Le premesse ci sono tutte, perché la mobilitazione internazionale per Gaza dura ormai da due anni ed è in crescita, alimentata dall’indignazione e dall’insofferenza per la nullità intellettuale, morale, culturale, prima ancora che politica e sociale, delle élite di quasi tutto il mondo “occidentale”. La sua apartiticità (e in parte anche apoliticità, soprattutto nei confronti delle istituzioni), lungi dall’essere un limite, potrebbe rivelarsi un vantaggio, lasciando alle diverse espressioni del movimento lo spazio e il tempo per impegnarsi in un’elaborazione autonoma dei temi con cui si troverà via via a doversi confrontare: la violenza, la guerra, il cinismo, l’ipocrisia, ma poi anche il clima, l’ambiente, le diseguaglianze, la miseria materiale e la povertà spirituale in un mondo tecnicamente in grado di liberarci da entrambe.
La sequenza da mobilitazione “propal” a occupazione di scuole e università (e “acampadas” e assemblee di quartiere, di fabbrica e di azienda: come nel rapporto tra studenti, territori e Gkn) e nuove forme di politicizzazione che nascono da esperienze condivise e non da un indottrinamento di organizzazioni già costituite, è la sequenza in cui molti hanno visto un parallelismo con gli sviluppi delle mobilitazioni per il Vietnam, seguite dalle occupazioni, dalle lotte di fabbrica e da una allora inedita politicizzazione di massa 50-60 anni fa. Salve le grandi differenze del contesto (oggi molto peggiore di allora), si tratta comunque di una suggestione da coltivare.
Un’ultima considerazione: la guerra in Ucraina ha scavato un solco profondo tra favorevoli e contrari al sostegno del conflitto “fino alla vittoria” in quella nebulosa di persone che fino ad allora avevano mantenuto o fatto proprio un riferimento comune a principi come la solidarietà, la fratellanza (e la sorellanza), l’aspirazione o l’impegno per il riscatto degli ultimi, il rispetto delle vite di tutti, l’insofferenza per le dittature e il dispotismo.
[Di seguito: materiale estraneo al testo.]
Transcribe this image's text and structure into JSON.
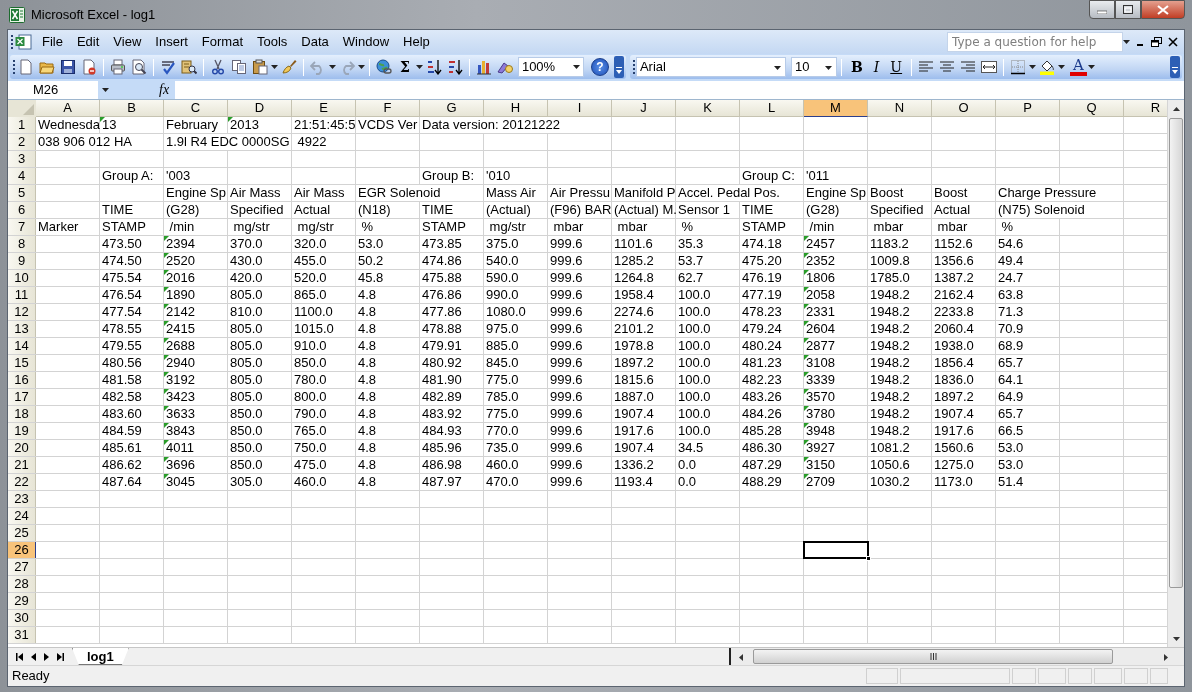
{
  "window": {
    "title": "Microsoft Excel - log1"
  },
  "menu": [
    {
      "label": "File"
    },
    {
      "label": "Edit"
    },
    {
      "label": "View"
    },
    {
      "label": "Insert"
    },
    {
      "label": "Format"
    },
    {
      "label": "Tools"
    },
    {
      "label": "Data"
    },
    {
      "label": "Window"
    },
    {
      "label": "Help"
    }
  ],
  "help_box": {
    "placeholder": "Type a question for help"
  },
  "standard_toolbar": {
    "autosum": "Σ",
    "zoom": "100%",
    "help": "?"
  },
  "formatting_toolbar": {
    "font": "Arial",
    "size": "10",
    "bold": "B",
    "italic": "I",
    "underline": "U",
    "font_color": "A"
  },
  "formula_bar": {
    "name_box": "M26",
    "function_label": "fx"
  },
  "sheet": {
    "columns": [
      {
        "label": "A",
        "selected": false
      },
      {
        "label": "B",
        "selected": false
      },
      {
        "label": "C",
        "selected": false
      },
      {
        "label": "D",
        "selected": false
      },
      {
        "label": "E",
        "selected": false
      },
      {
        "label": "F",
        "selected": false
      },
      {
        "label": "G",
        "selected": false
      },
      {
        "label": "H",
        "selected": false
      },
      {
        "label": "I",
        "selected": false
      },
      {
        "label": "J",
        "selected": false
      },
      {
        "label": "K",
        "selected": false
      },
      {
        "label": "L",
        "selected": false
      },
      {
        "label": "M",
        "selected": true
      },
      {
        "label": "N",
        "selected": false
      },
      {
        "label": "O",
        "selected": false
      },
      {
        "label": "P",
        "selected": false
      },
      {
        "label": "Q",
        "selected": false
      },
      {
        "label": "R",
        "selected": false
      }
    ],
    "rows": [
      {
        "number": "1",
        "selected": false,
        "cells": [
          {
            "text": "Wednesda",
            "flagged": false
          },
          {
            "text": "13",
            "flagged": true
          },
          {
            "text": "February",
            "flagged": false
          },
          {
            "text": "2013",
            "flagged": true
          },
          {
            "text": "21:51:45:5",
            "flagged": false
          },
          {
            "text": "VCDS Ver",
            "flagged": false
          },
          {
            "text": "Data version: 20121222",
            "flagged": false
          }
        ]
      },
      {
        "number": "2",
        "selected": false,
        "cells": [
          {
            "text": "038 906 012 HA",
            "flagged": false
          },
          null,
          {
            "text": "1.9l R4 EDC 0000SG",
            "flagged": false
          },
          null,
          {
            "text": " 4922",
            "flagged": false
          }
        ]
      },
      {
        "number": "3",
        "selected": false
      },
      {
        "number": "4",
        "selected": false,
        "cells": [
          null,
          {
            "text": "Group A:",
            "flagged": false
          },
          {
            "text": "'003",
            "flagged": false
          },
          null,
          null,
          null,
          {
            "text": "Group B:",
            "flagged": false
          },
          {
            "text": "'010",
            "flagged": false
          },
          null,
          null,
          null,
          {
            "text": "Group C:",
            "flagged": false
          },
          {
            "text": "'011",
            "flagged": false
          }
        ]
      },
      {
        "number": "5",
        "selected": false,
        "cells": [
          null,
          null,
          {
            "text": "Engine Sp",
            "flagged": false
          },
          {
            "text": "Air Mass",
            "flagged": false
          },
          {
            "text": "Air Mass",
            "flagged": false
          },
          {
            "text": "EGR Solenoid",
            "flagged": false
          },
          null,
          {
            "text": "Mass Air",
            "flagged": false
          },
          {
            "text": "Air Pressu",
            "flagged": false
          },
          {
            "text": "Manifold P",
            "flagged": false
          },
          {
            "text": "Accel. Pedal Pos.",
            "flagged": false
          },
          null,
          {
            "text": "Engine Sp",
            "flagged": false
          },
          {
            "text": "Boost",
            "flagged": false
          },
          {
            "text": "Boost",
            "flagged": false
          },
          {
            "text": "Charge Pressure",
            "flagged": false
          }
        ]
      },
      {
        "number": "6",
        "selected": false,
        "cells": [
          null,
          {
            "text": "TIME",
            "flagged": false
          },
          {
            "text": "(G28)",
            "flagged": false
          },
          {
            "text": "Specified",
            "flagged": false
          },
          {
            "text": "Actual",
            "flagged": false
          },
          {
            "text": "(N18)",
            "flagged": false
          },
          {
            "text": "TIME",
            "flagged": false
          },
          {
            "text": "(Actual)",
            "flagged": false
          },
          {
            "text": "(F96) BAR",
            "flagged": false
          },
          {
            "text": "(Actual) M.",
            "flagged": false
          },
          {
            "text": "Sensor 1",
            "flagged": false
          },
          {
            "text": "TIME",
            "flagged": false
          },
          {
            "text": "(G28)",
            "flagged": false
          },
          {
            "text": "Specified",
            "flagged": false
          },
          {
            "text": "Actual",
            "flagged": false
          },
          {
            "text": "(N75) Solenoid",
            "flagged": false
          }
        ]
      },
      {
        "number": "7",
        "selected": false,
        "cells": [
          {
            "text": "Marker",
            "flagged": false
          },
          {
            "text": "STAMP",
            "flagged": false
          },
          {
            "text": " /min",
            "flagged": false
          },
          {
            "text": " mg/str",
            "flagged": false
          },
          {
            "text": " mg/str",
            "flagged": false
          },
          {
            "text": " %",
            "flagged": false
          },
          {
            "text": "STAMP",
            "flagged": false
          },
          {
            "text": " mg/str",
            "flagged": false
          },
          {
            "text": " mbar",
            "flagged": false
          },
          {
            "text": " mbar",
            "flagged": false
          },
          {
            "text": " %",
            "flagged": false
          },
          {
            "text": "STAMP",
            "flagged": false
          },
          {
            "text": " /min",
            "flagged": false
          },
          {
            "text": " mbar",
            "flagged": false
          },
          {
            "text": " mbar",
            "flagged": false
          },
          {
            "text": " %",
            "flagged": false
          }
        ]
      },
      {
        "number": "8",
        "selected": false,
        "cells": [
          null,
          {
            "text": "473.50",
            "flagged": false
          },
          {
            "text": "2394",
            "flagged": true
          },
          {
            "text": "370.0",
            "flagged": false
          },
          {
            "text": "320.0",
            "flagged": false
          },
          {
            "text": "53.0",
            "flagged": false
          },
          {
            "text": "473.85",
            "flagged": false
          },
          {
            "text": "375.0",
            "flagged": false
          },
          {
            "text": "999.6",
            "flagged": false
          },
          {
            "text": "1101.6",
            "flagged": false
          },
          {
            "text": "35.3",
            "flagged": false
          },
          {
            "text": "474.18",
            "flagged": false
          },
          {
            "text": "2457",
            "flagged": true
          },
          {
            "text": "1183.2",
            "flagged": false
          },
          {
            "text": "1152.6",
            "flagged": false
          },
          {
            "text": "54.6",
            "flagged": false
          }
        ]
      },
      {
        "number": "9",
        "selected": false,
        "cells": [
          null,
          {
            "text": "474.50",
            "flagged": false
          },
          {
            "text": "2520",
            "flagged": true
          },
          {
            "text": "430.0",
            "flagged": false
          },
          {
            "text": "455.0",
            "flagged": false
          },
          {
            "text": "50.2",
            "flagged": false
          },
          {
            "text": "474.86",
            "flagged": false
          },
          {
            "text": "540.0",
            "flagged": false
          },
          {
            "text": "999.6",
            "flagged": false
          },
          {
            "text": "1285.2",
            "flagged": false
          },
          {
            "text": "53.7",
            "flagged": false
          },
          {
            "text": "475.20",
            "flagged": false
          },
          {
            "text": "2352",
            "flagged": true
          },
          {
            "text": "1009.8",
            "flagged": false
          },
          {
            "text": "1356.6",
            "flagged": false
          },
          {
            "text": "49.4",
            "flagged": false
          }
        ]
      },
      {
        "number": "10",
        "selected": false,
        "cells": [
          null,
          {
            "text": "475.54",
            "flagged": false
          },
          {
            "text": "2016",
            "flagged": true
          },
          {
            "text": "420.0",
            "flagged": false
          },
          {
            "text": "520.0",
            "flagged": false
          },
          {
            "text": "45.8",
            "flagged": false
          },
          {
            "text": "475.88",
            "flagged": false
          },
          {
            "text": "590.0",
            "flagged": false
          },
          {
            "text": "999.6",
            "flagged": false
          },
          {
            "text": "1264.8",
            "flagged": false
          },
          {
            "text": "62.7",
            "flagged": false
          },
          {
            "text": "476.19",
            "flagged": false
          },
          {
            "text": "1806",
            "flagged": true
          },
          {
            "text": "1785.0",
            "flagged": false
          },
          {
            "text": "1387.2",
            "flagged": false
          },
          {
            "text": "24.7",
            "flagged": false
          }
        ]
      },
      {
        "number": "11",
        "selected": false,
        "cells": [
          null,
          {
            "text": "476.54",
            "flagged": false
          },
          {
            "text": "1890",
            "flagged": true
          },
          {
            "text": "805.0",
            "flagged": false
          },
          {
            "text": "865.0",
            "flagged": false
          },
          {
            "text": "4.8",
            "flagged": false
          },
          {
            "text": "476.86",
            "flagged": false
          },
          {
            "text": "990.0",
            "flagged": false
          },
          {
            "text": "999.6",
            "flagged": false
          },
          {
            "text": "1958.4",
            "flagged": false
          },
          {
            "text": "100.0",
            "flagged": false
          },
          {
            "text": "477.19",
            "flagged": false
          },
          {
            "text": "2058",
            "flagged": true
          },
          {
            "text": "1948.2",
            "flagged": false
          },
          {
            "text": "2162.4",
            "flagged": false
          },
          {
            "text": "63.8",
            "flagged": false
          }
        ]
      },
      {
        "number": "12",
        "selected": false,
        "cells": [
          null,
          {
            "text": "477.54",
            "flagged": false
          },
          {
            "text": "2142",
            "flagged": true
          },
          {
            "text": "810.0",
            "flagged": false
          },
          {
            "text": "1100.0",
            "flagged": false
          },
          {
            "text": "4.8",
            "flagged": false
          },
          {
            "text": "477.86",
            "flagged": false
          },
          {
            "text": "1080.0",
            "flagged": false
          },
          {
            "text": "999.6",
            "flagged": false
          },
          {
            "text": "2274.6",
            "flagged": false
          },
          {
            "text": "100.0",
            "flagged": false
          },
          {
            "text": "478.23",
            "flagged": false
          },
          {
            "text": "2331",
            "flagged": true
          },
          {
            "text": "1948.2",
            "flagged": false
          },
          {
            "text": "2233.8",
            "flagged": false
          },
          {
            "text": "71.3",
            "flagged": false
          }
        ]
      },
      {
        "number": "13",
        "selected": false,
        "cells": [
          null,
          {
            "text": "478.55",
            "flagged": false
          },
          {
            "text": "2415",
            "flagged": true
          },
          {
            "text": "805.0",
            "flagged": false
          },
          {
            "text": "1015.0",
            "flagged": false
          },
          {
            "text": "4.8",
            "flagged": false
          },
          {
            "text": "478.88",
            "flagged": false
          },
          {
            "text": "975.0",
            "flagged": false
          },
          {
            "text": "999.6",
            "flagged": false
          },
          {
            "text": "2101.2",
            "flagged": false
          },
          {
            "text": "100.0",
            "flagged": false
          },
          {
            "text": "479.24",
            "flagged": false
          },
          {
            "text": "2604",
            "flagged": true
          },
          {
            "text": "1948.2",
            "flagged": false
          },
          {
            "text": "2060.4",
            "flagged": false
          },
          {
            "text": "70.9",
            "flagged": false
          }
        ]
      },
      {
        "number": "14",
        "selected": false,
        "cells": [
          null,
          {
            "text": "479.55",
            "flagged": false
          },
          {
            "text": "2688",
            "flagged": true
          },
          {
            "text": "805.0",
            "flagged": false
          },
          {
            "text": "910.0",
            "flagged": false
          },
          {
            "text": "4.8",
            "flagged": false
          },
          {
            "text": "479.91",
            "flagged": false
          },
          {
            "text": "885.0",
            "flagged": false
          },
          {
            "text": "999.6",
            "flagged": false
          },
          {
            "text": "1978.8",
            "flagged": false
          },
          {
            "text": "100.0",
            "flagged": false
          },
          {
            "text": "480.24",
            "flagged": false
          },
          {
            "text": "2877",
            "flagged": true
          },
          {
            "text": "1948.2",
            "flagged": false
          },
          {
            "text": "1938.0",
            "flagged": false
          },
          {
            "text": "68.9",
            "flagged": false
          }
        ]
      },
      {
        "number": "15",
        "selected": false,
        "cells": [
          null,
          {
            "text": "480.56",
            "flagged": false
          },
          {
            "text": "2940",
            "flagged": true
          },
          {
            "text": "805.0",
            "flagged": false
          },
          {
            "text": "850.0",
            "flagged": false
          },
          {
            "text": "4.8",
            "flagged": false
          },
          {
            "text": "480.92",
            "flagged": false
          },
          {
            "text": "845.0",
            "flagged": false
          },
          {
            "text": "999.6",
            "flagged": false
          },
          {
            "text": "1897.2",
            "flagged": false
          },
          {
            "text": "100.0",
            "flagged": false
          },
          {
            "text": "481.23",
            "flagged": false
          },
          {
            "text": "3108",
            "flagged": true
          },
          {
            "text": "1948.2",
            "flagged": false
          },
          {
            "text": "1856.4",
            "flagged": false
          },
          {
            "text": "65.7",
            "flagged": false
          }
        ]
      },
      {
        "number": "16",
        "selected": false,
        "cells": [
          null,
          {
            "text": "481.58",
            "flagged": false
          },
          {
            "text": "3192",
            "flagged": true
          },
          {
            "text": "805.0",
            "flagged": false
          },
          {
            "text": "780.0",
            "flagged": false
          },
          {
            "text": "4.8",
            "flagged": false
          },
          {
            "text": "481.90",
            "flagged": false
          },
          {
            "text": "775.0",
            "flagged": false
          },
          {
            "text": "999.6",
            "flagged": false
          },
          {
            "text": "1815.6",
            "flagged": false
          },
          {
            "text": "100.0",
            "flagged": false
          },
          {
            "text": "482.23",
            "flagged": false
          },
          {
            "text": "3339",
            "flagged": true
          },
          {
            "text": "1948.2",
            "flagged": false
          },
          {
            "text": "1836.0",
            "flagged": false
          },
          {
            "text": "64.1",
            "flagged": false
          }
        ]
      },
      {
        "number": "17",
        "selected": false,
        "cells": [
          null,
          {
            "text": "482.58",
            "flagged": false
          },
          {
            "text": "3423",
            "flagged": true
          },
          {
            "text": "805.0",
            "flagged": false
          },
          {
            "text": "800.0",
            "flagged": false
          },
          {
            "text": "4.8",
            "flagged": false
          },
          {
            "text": "482.89",
            "flagged": false
          },
          {
            "text": "785.0",
            "flagged": false
          },
          {
            "text": "999.6",
            "flagged": false
          },
          {
            "text": "1887.0",
            "flagged": false
          },
          {
            "text": "100.0",
            "flagged": false
          },
          {
            "text": "483.26",
            "flagged": false
          },
          {
            "text": "3570",
            "flagged": true
          },
          {
            "text": "1948.2",
            "flagged": false
          },
          {
            "text": "1897.2",
            "flagged": false
          },
          {
            "text": "64.9",
            "flagged": false
          }
        ]
      },
      {
        "number": "18",
        "selected": false,
        "cells": [
          null,
          {
            "text": "483.60",
            "flagged": false
          },
          {
            "text": "3633",
            "flagged": true
          },
          {
            "text": "850.0",
            "flagged": false
          },
          {
            "text": "790.0",
            "flagged": false
          },
          {
            "text": "4.8",
            "flagged": false
          },
          {
            "text": "483.92",
            "flagged": false
          },
          {
            "text": "775.0",
            "flagged": false
          },
          {
            "text": "999.6",
            "flagged": false
          },
          {
            "text": "1907.4",
            "flagged": false
          },
          {
            "text": "100.0",
            "flagged": false
          },
          {
            "text": "484.26",
            "flagged": false
          },
          {
            "text": "3780",
            "flagged": true
          },
          {
            "text": "1948.2",
            "flagged": false
          },
          {
            "text": "1907.4",
            "flagged": false
          },
          {
            "text": "65.7",
            "flagged": false
          }
        ]
      },
      {
        "number": "19",
        "selected": false,
        "cells": [
          null,
          {
            "text": "484.59",
            "flagged": false
          },
          {
            "text": "3843",
            "flagged": true
          },
          {
            "text": "850.0",
            "flagged": false
          },
          {
            "text": "765.0",
            "flagged": false
          },
          {
            "text": "4.8",
            "flagged": false
          },
          {
            "text": "484.93",
            "flagged": false
          },
          {
            "text": "770.0",
            "flagged": false
          },
          {
            "text": "999.6",
            "flagged": false
          },
          {
            "text": "1917.6",
            "flagged": false
          },
          {
            "text": "100.0",
            "flagged": false
          },
          {
            "text": "485.28",
            "flagged": false
          },
          {
            "text": "3948",
            "flagged": true
          },
          {
            "text": "1948.2",
            "flagged": false
          },
          {
            "text": "1917.6",
            "flagged": false
          },
          {
            "text": "66.5",
            "flagged": false
          }
        ]
      },
      {
        "number": "20",
        "selected": false,
        "cells": [
          null,
          {
            "text": "485.61",
            "flagged": false
          },
          {
            "text": "4011",
            "flagged": true
          },
          {
            "text": "850.0",
            "flagged": false
          },
          {
            "text": "750.0",
            "flagged": false
          },
          {
            "text": "4.8",
            "flagged": false
          },
          {
            "text": "485.96",
            "flagged": false
          },
          {
            "text": "735.0",
            "flagged": false
          },
          {
            "text": "999.6",
            "flagged": false
          },
          {
            "text": "1907.4",
            "flagged": false
          },
          {
            "text": "34.5",
            "flagged": false
          },
          {
            "text": "486.30",
            "flagged": false
          },
          {
            "text": "3927",
            "flagged": true
          },
          {
            "text": "1081.2",
            "flagged": false
          },
          {
            "text": "1560.6",
            "flagged": false
          },
          {
            "text": "53.0",
            "flagged": false
          }
        ]
      },
      {
        "number": "21",
        "selected": false,
        "cells": [
          null,
          {
            "text": "486.62",
            "flagged": false
          },
          {
            "text": "3696",
            "flagged": true
          },
          {
            "text": "850.0",
            "flagged": false
          },
          {
            "text": "475.0",
            "flagged": false
          },
          {
            "text": "4.8",
            "flagged": false
          },
          {
            "text": "486.98",
            "flagged": false
          },
          {
            "text": "460.0",
            "flagged": false
          },
          {
            "text": "999.6",
            "flagged": false
          },
          {
            "text": "1336.2",
            "flagged": false
          },
          {
            "text": "0.0",
            "flagged": false
          },
          {
            "text": "487.29",
            "flagged": false
          },
          {
            "text": "3150",
            "flagged": true
          },
          {
            "text": "1050.6",
            "flagged": false
          },
          {
            "text": "1275.0",
            "flagged": false
          },
          {
            "text": "53.0",
            "flagged": false
          }
        ]
      },
      {
        "number": "22",
        "selected": false,
        "cells": [
          null,
          {
            "text": "487.64",
            "flagged": false
          },
          {
            "text": "3045",
            "flagged": true
          },
          {
            "text": "305.0",
            "flagged": false
          },
          {
            "text": "460.0",
            "flagged": false
          },
          {
            "text": "4.8",
            "flagged": false
          },
          {
            "text": "487.97",
            "flagged": false
          },
          {
            "text": "470.0",
            "flagged": false
          },
          {
            "text": "999.6",
            "flagged": false
          },
          {
            "text": "1193.4",
            "flagged": false
          },
          {
            "text": "0.0",
            "flagged": false
          },
          {
            "text": "488.29",
            "flagged": false
          },
          {
            "text": "2709",
            "flagged": true
          },
          {
            "text": "1030.2",
            "flagged": false
          },
          {
            "text": "1173.0",
            "flagged": false
          },
          {
            "text": "51.4",
            "flagged": false
          }
        ]
      },
      {
        "number": "23",
        "selected": false
      },
      {
        "number": "24",
        "selected": false
      },
      {
        "number": "25",
        "selected": false
      },
      {
        "number": "26",
        "selected": true
      },
      {
        "number": "27",
        "selected": false
      },
      {
        "number": "28",
        "selected": false
      },
      {
        "number": "29",
        "selected": false
      },
      {
        "number": "30",
        "selected": false
      },
      {
        "number": "31",
        "selected": false
      }
    ]
  },
  "sheet_tabs": [
    {
      "label": "log1",
      "selected": true
    }
  ],
  "status_bar": {
    "text": "Ready"
  }
}
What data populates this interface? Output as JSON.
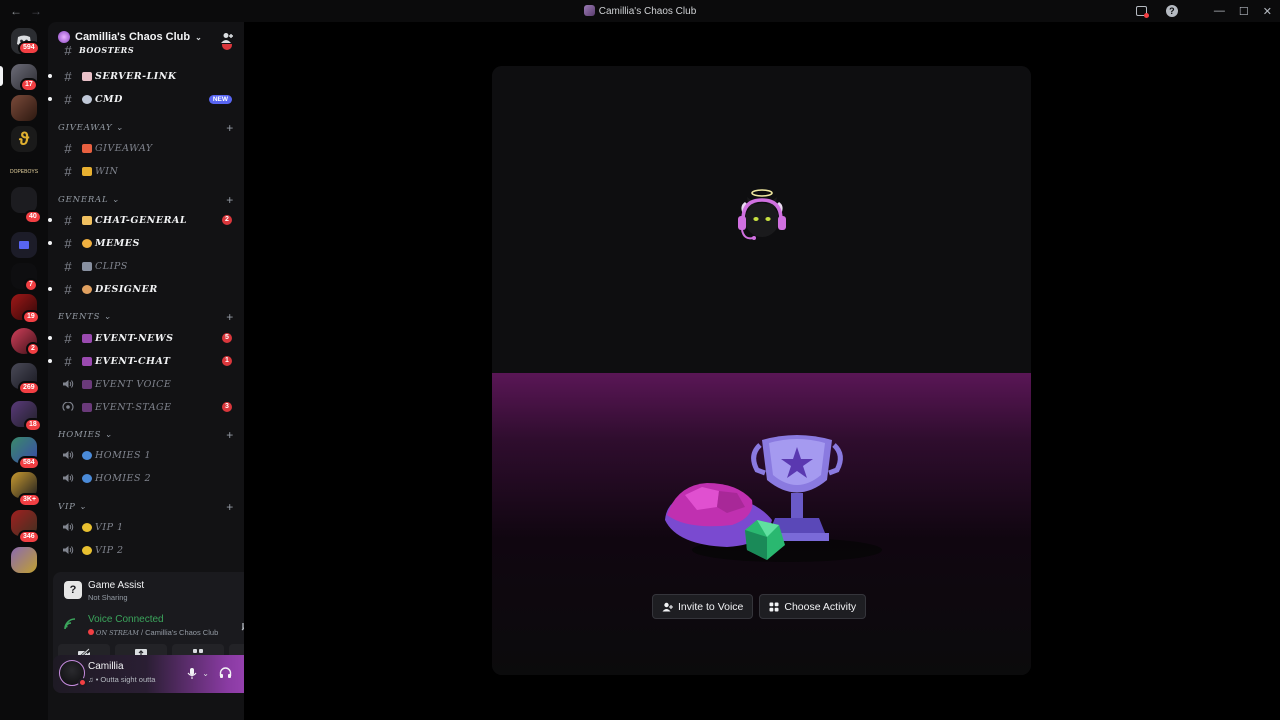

E mentre la maggioranza, soprattutto in Italia, sembra essere, fin dall’inizio, favorevole a un’iniziativa diplomatica, mai promossa, per porre fine al reciproco macello, i governi dall’Europa si sono fatti forti del sostegno che ricevono dai fautori della resistenza – o della riconquista – “ad oltranza”, per promuovere una cultura della guerra, una corsa micidiale al riarmo e alla militarizzazione della società, una vera e propria chiamata alle armi.
Il massacro di Gaza sembra però aver fatto riflettere, soprattutto le generazioni più giovani e meno impregnate di posizioni precostituite, sulla insopportabilità di ciò che la guerra, ogni guerra, comporta: non solo dalla parte delle vittime, degli “aggrediti”, ma anche da quella dei carnefici, degli “aggressori”. Gli sviluppi della mobilitazione per Gaza non possono che spingere a prendere posizione anche contro l’inanità dei massacri in corso: anche quelli di entrambe le sponde del fronte ucraino.